Other endemic species include the monotypic genus Renschia, four species of Helianthemum, Thamnosma somalensis, Barleria compacta, Wellstedia lacinia, and Wellstedia somalensis. The endemic shrub Boswellia frereana, which grows from near the coast up to 750 meters elevation, produces valuable frankincense resin. The giant succulent plants Aloidendron eminens and Euphorbia abyssinica grow in the escarpment shrublands.

==Fauna==
Several antelope species are native to the ecoregion, including the beira (Dorcatragus megalotis), Speke's gazelle (Gazella spekei), Salt's dik-dik (Madoqua saltiana), and Soemmerring's gazelle (Gazella soemmerringii). These animals are threatened by over-hunting and grazing competition with livestock. The Somali hedgehog (Atelerix sclateri), Louise's spiny mouse (Acomys louisae), and Somali elephant shrew (Elephantulus revoili) are near-endemic small mammal species whose ranges extend into neighboring ecoregions.

Three species of birds are endemic to the ecoregion, the Somali pigeon (Columba oliviae), Somali thrush (Turdus ludoviciae), and Warsangli linnet (Linaria johannis). The Somali thrush and Warsangli linnet are found mostly or exclusively in high-elevation juniper forests, and both species are severely threatened. The ecoregion corresponds to the North Somali Mountains endemic bird area.

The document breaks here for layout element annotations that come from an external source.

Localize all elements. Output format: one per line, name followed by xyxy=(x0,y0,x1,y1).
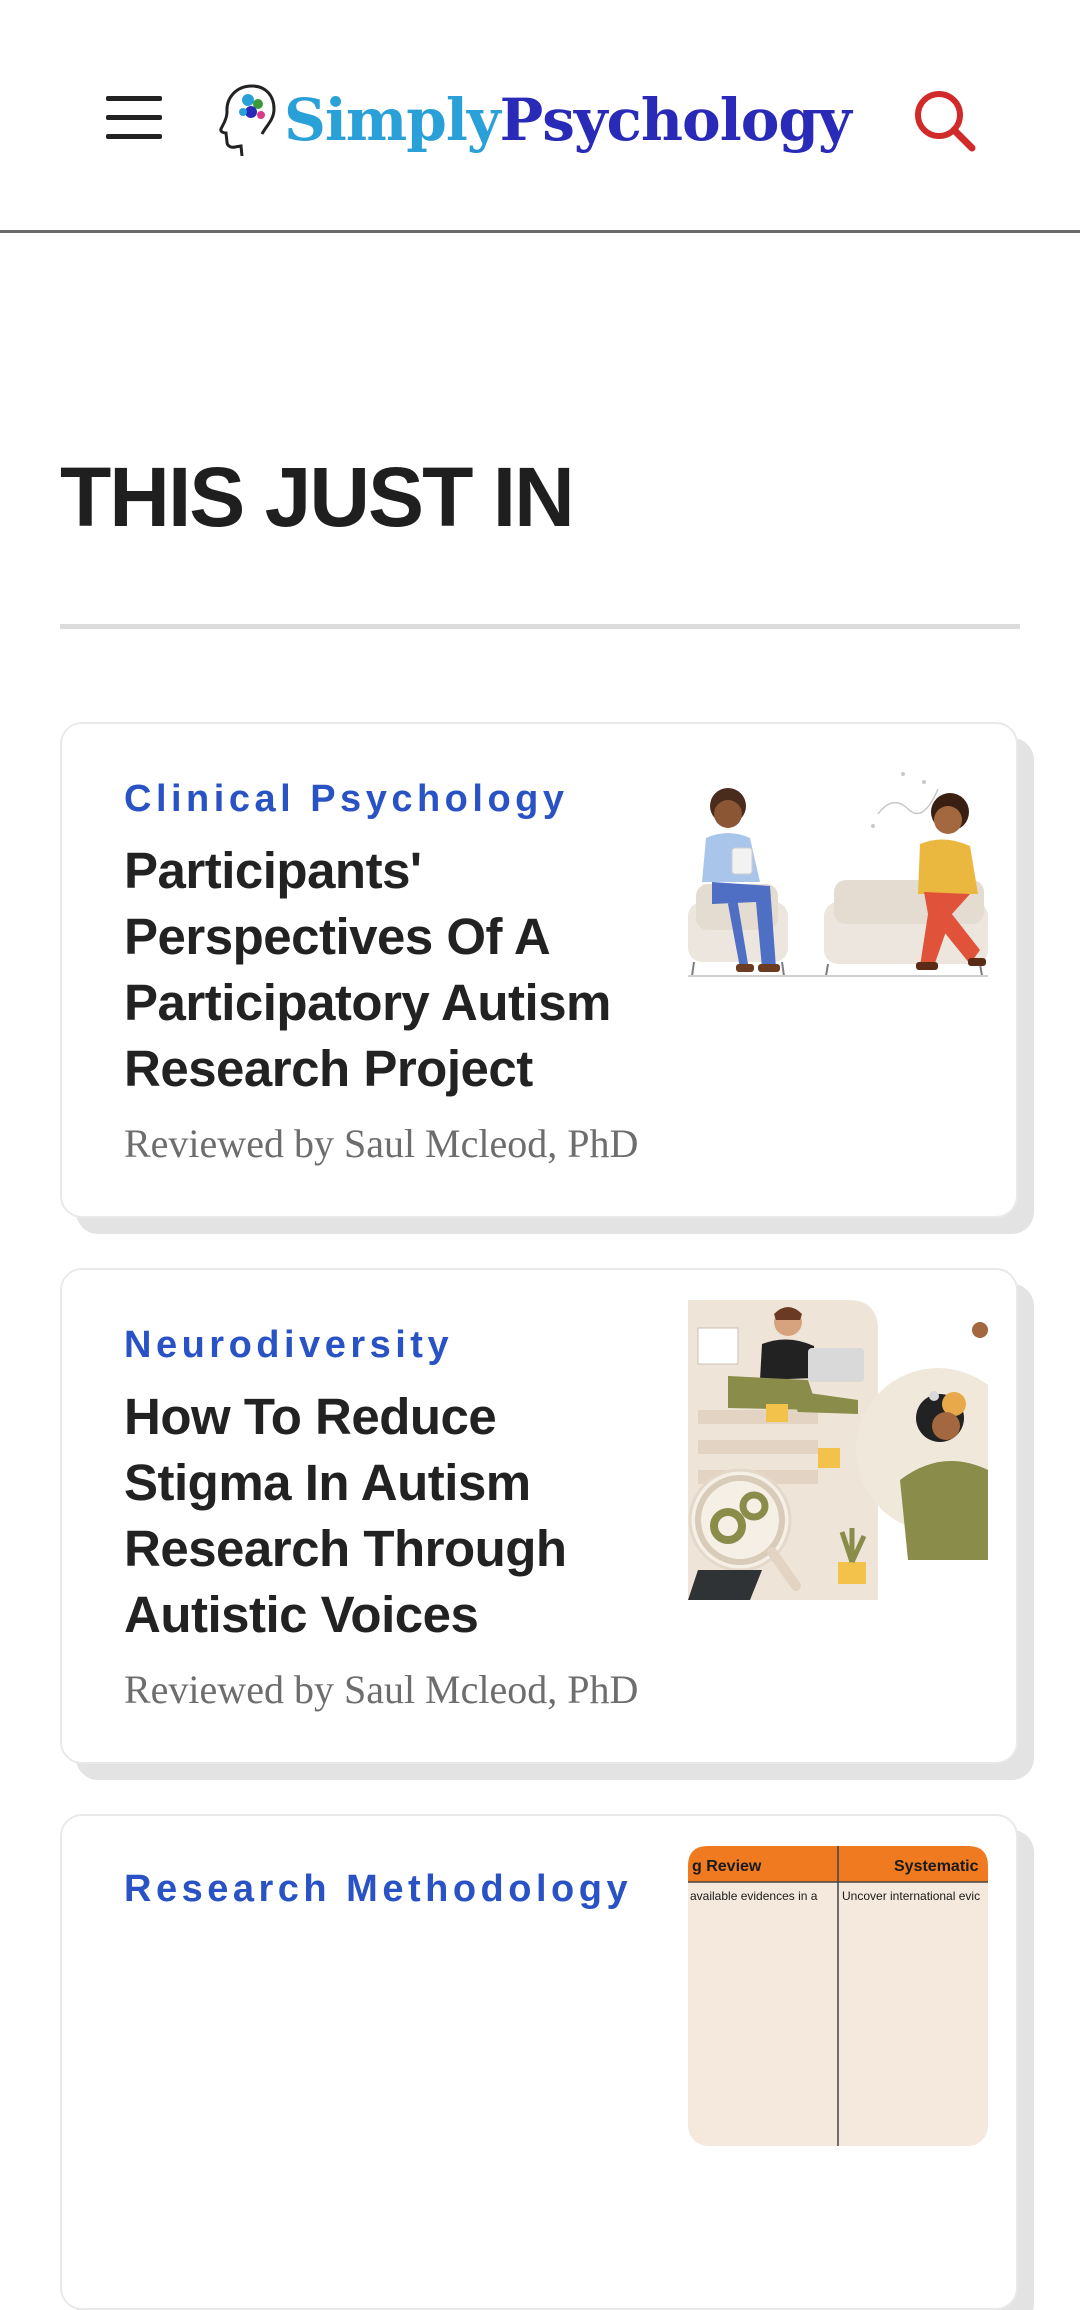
article-card[interactable]: Clinical Psychology Participants' Perspe… xyxy=(60,722,1018,1218)
thumb-header-left: g Review xyxy=(692,1858,762,1875)
logo-psychology: Psychology xyxy=(499,86,852,154)
article-category[interactable]: Neurodiversity xyxy=(124,1324,453,1367)
article-title[interactable]: How To Reduce Stigma In Autism Research … xyxy=(124,1384,654,1648)
article-category[interactable]: Research Methodology xyxy=(124,1868,632,1911)
menu-bar xyxy=(106,96,162,101)
hamburger-menu-icon[interactable] xyxy=(106,96,164,140)
menu-bar xyxy=(106,115,162,120)
systematic-review-table-thumbnail: g Review Systematic available evidences … xyxy=(688,1846,988,2146)
article-card[interactable]: Research Methodology g Review Systematic… xyxy=(60,1814,1018,2310)
therapy-session-illustration xyxy=(688,754,988,1054)
logo-wordmark: SimplyPsychology xyxy=(284,91,852,149)
article-card[interactable]: Neurodiversity How To Reduce Stigma In A… xyxy=(60,1268,1018,1764)
site-logo[interactable]: SimplyPsychology xyxy=(218,80,852,160)
article-byline: Reviewed by Saul Mcleod, PhD xyxy=(124,1667,639,1712)
head-logo-icon xyxy=(219,84,276,157)
search-icon[interactable] xyxy=(912,88,978,154)
article-byline: Reviewed by Saul Mcleod, PhD xyxy=(124,1121,639,1166)
logo-simply: Simply xyxy=(284,86,501,154)
section-divider xyxy=(60,624,1020,629)
site-header: SimplyPsychology xyxy=(0,0,1080,233)
menu-bar xyxy=(106,134,162,139)
thumb-row-left: available evidences in a xyxy=(690,1889,818,1903)
research-collaboration-illustration xyxy=(688,1300,988,1600)
article-title[interactable]: Participants' Perspectives Of A Particip… xyxy=(124,838,654,1102)
article-category[interactable]: Clinical Psychology xyxy=(124,778,569,821)
section-title: THIS JUST IN xyxy=(60,450,575,544)
thumb-header-right: Systematic xyxy=(894,1858,979,1875)
thumb-row-right: Uncover international evic xyxy=(842,1889,980,1903)
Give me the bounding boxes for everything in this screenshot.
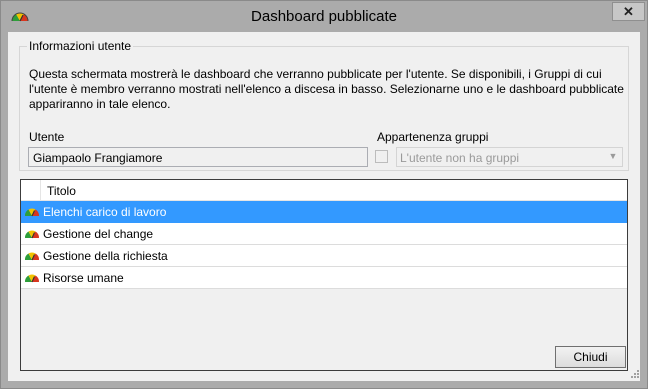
gauge-icon xyxy=(24,230,40,239)
list-item-elenchi-carico-di-lavoro[interactable]: Elenchi carico di lavoro xyxy=(21,201,627,223)
list-item-gestione-della-richiesta[interactable]: Gestione della richiesta xyxy=(21,245,627,267)
user-label: Utente xyxy=(29,130,65,144)
list-item-risorse-umane[interactable]: Risorse umane xyxy=(21,267,627,289)
close-button[interactable]: Chiudi xyxy=(555,346,626,368)
close-icon: ✕ xyxy=(623,3,634,19)
groups-dropdown[interactable]: L'utente non ha gruppi ▼ xyxy=(396,147,623,167)
groups-dropdown-value: L'utente non ha gruppi xyxy=(400,151,520,165)
column-title[interactable]: Titolo xyxy=(47,184,76,198)
groups-checkbox[interactable] xyxy=(375,150,388,163)
window-title: Dashboard pubblicate xyxy=(251,8,397,25)
list-header[interactable]: Titolo xyxy=(21,180,627,201)
dashboards-list[interactable]: Titolo Elenchi carico di lavoro Gestione… xyxy=(20,179,628,371)
resize-grip-icon[interactable] xyxy=(630,369,640,379)
list-item-label: Elenchi carico di lavoro xyxy=(43,205,167,219)
dialog-client-area: Informazioni utente Questa schermata mos… xyxy=(8,32,640,381)
gauge-icon xyxy=(24,252,40,261)
list-item-label: Gestione del change xyxy=(43,227,154,241)
user-field[interactable]: Giampaolo Frangiamore xyxy=(28,147,368,167)
list-item-gestione-del-change[interactable]: Gestione del change xyxy=(21,223,627,245)
window-close-button[interactable]: ✕ xyxy=(612,2,645,21)
title-bar[interactable]: Dashboard pubblicate ✕ xyxy=(1,1,647,32)
list-item-label: Gestione della richiesta xyxy=(43,249,168,263)
chevron-down-icon: ▼ xyxy=(608,151,618,161)
column-divider xyxy=(40,180,41,200)
groups-label: Appartenenza gruppi xyxy=(377,130,489,144)
dialog-window: Dashboard pubblicate ✕ Informazioni uten… xyxy=(0,0,648,389)
user-info-group-title: Informazioni utente xyxy=(27,39,134,53)
gauge-icon xyxy=(24,274,40,283)
user-info-description: Questa schermata mostrerà le dashboard c… xyxy=(29,67,624,111)
gauge-icon xyxy=(24,208,40,217)
list-item-label: Risorse umane xyxy=(43,271,124,285)
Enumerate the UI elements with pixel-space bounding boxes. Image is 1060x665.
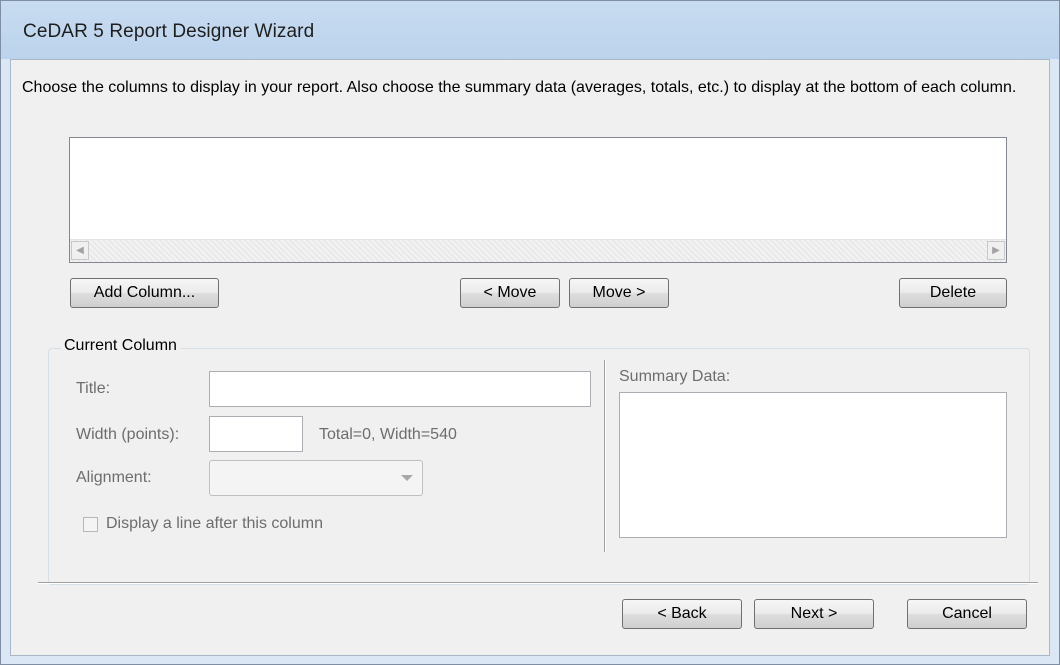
title-bar[interactable]: CeDAR 5 Report Designer Wizard xyxy=(1,1,1059,59)
scroll-left-icon[interactable]: ◀ xyxy=(71,241,89,260)
cancel-button[interactable]: Cancel xyxy=(907,599,1027,629)
dialog-body: Choose the columns to display in your re… xyxy=(10,59,1050,656)
line-after-label: Display a line after this column xyxy=(106,515,323,532)
wizard-window: CeDAR 5 Report Designer Wizard Choose th… xyxy=(0,0,1060,665)
title-field[interactable] xyxy=(209,371,591,407)
current-column-group-label: Current Column xyxy=(61,337,180,355)
summary-data-label: Summary Data: xyxy=(619,368,731,385)
width-info-text: Total=0, Width=540 xyxy=(319,426,457,443)
add-column-button[interactable]: Add Column... xyxy=(70,278,219,308)
chevron-down-icon xyxy=(401,475,413,481)
alignment-dropdown[interactable] xyxy=(209,460,423,496)
line-after-checkbox[interactable] xyxy=(83,517,98,532)
window-title: CeDAR 5 Report Designer Wizard xyxy=(23,21,315,42)
horizontal-scrollbar[interactable]: ◀ ▶ xyxy=(70,239,1006,262)
delete-button[interactable]: Delete xyxy=(899,278,1007,308)
scroll-right-icon[interactable]: ▶ xyxy=(987,241,1005,260)
footer-divider xyxy=(38,582,1038,584)
alignment-label: Alignment: xyxy=(76,469,152,486)
summary-data-list[interactable] xyxy=(619,392,1007,538)
move-right-button[interactable]: Move > xyxy=(569,278,669,308)
width-field[interactable] xyxy=(209,416,303,452)
next-button[interactable]: Next > xyxy=(754,599,874,629)
instructions-text: Choose the columns to display in your re… xyxy=(22,79,1017,96)
width-label: Width (points): xyxy=(76,426,180,443)
columns-list[interactable]: ◀ ▶ xyxy=(69,137,1007,263)
move-left-button[interactable]: < Move xyxy=(460,278,560,308)
back-button[interactable]: < Back xyxy=(622,599,742,629)
vertical-divider xyxy=(604,360,606,552)
title-label: Title: xyxy=(76,380,111,397)
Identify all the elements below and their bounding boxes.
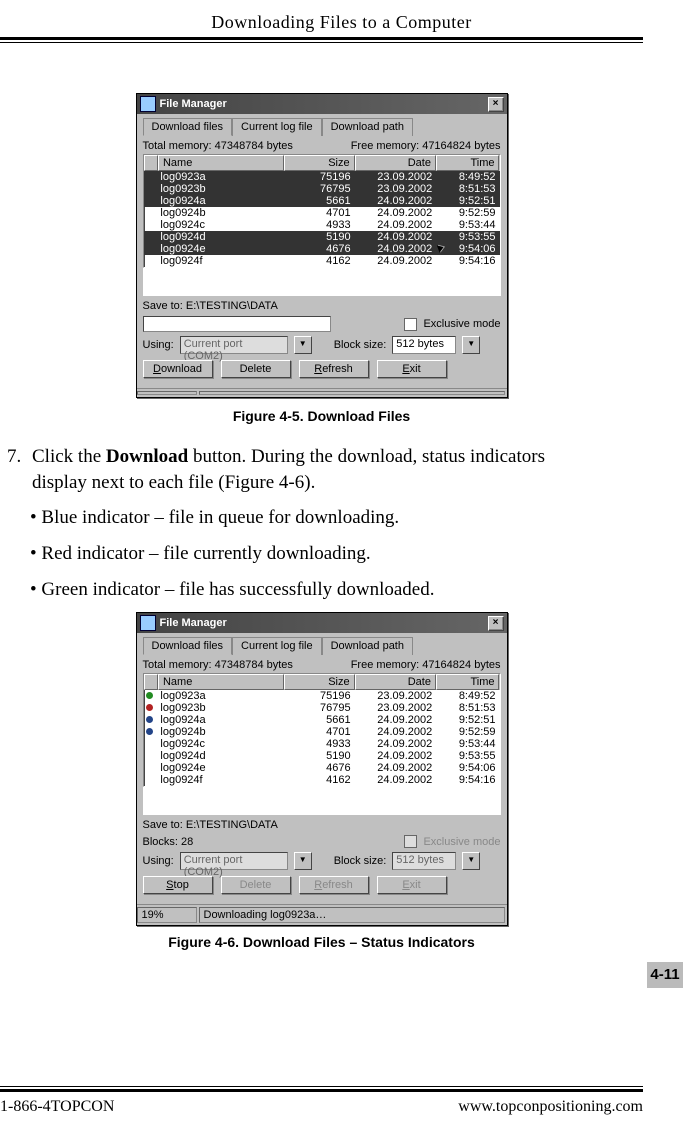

The snakes Spalerosophis josephscorteccii and reticulate blind snake (Leptotyphlops reticulatus) and the lizard Pseuderemias savagei are endemic to the ecoregion.

==Protected areas==
Protected areas in the ecoregion include Daalo Forest National Park, Ga'an Libah National Park, and Ras Hafun National Park. The boundaries and areas of Somalia's protected areas are not reported, and there has been little formal protection or management of most areas since the collapse of Somalia's central government in 1991.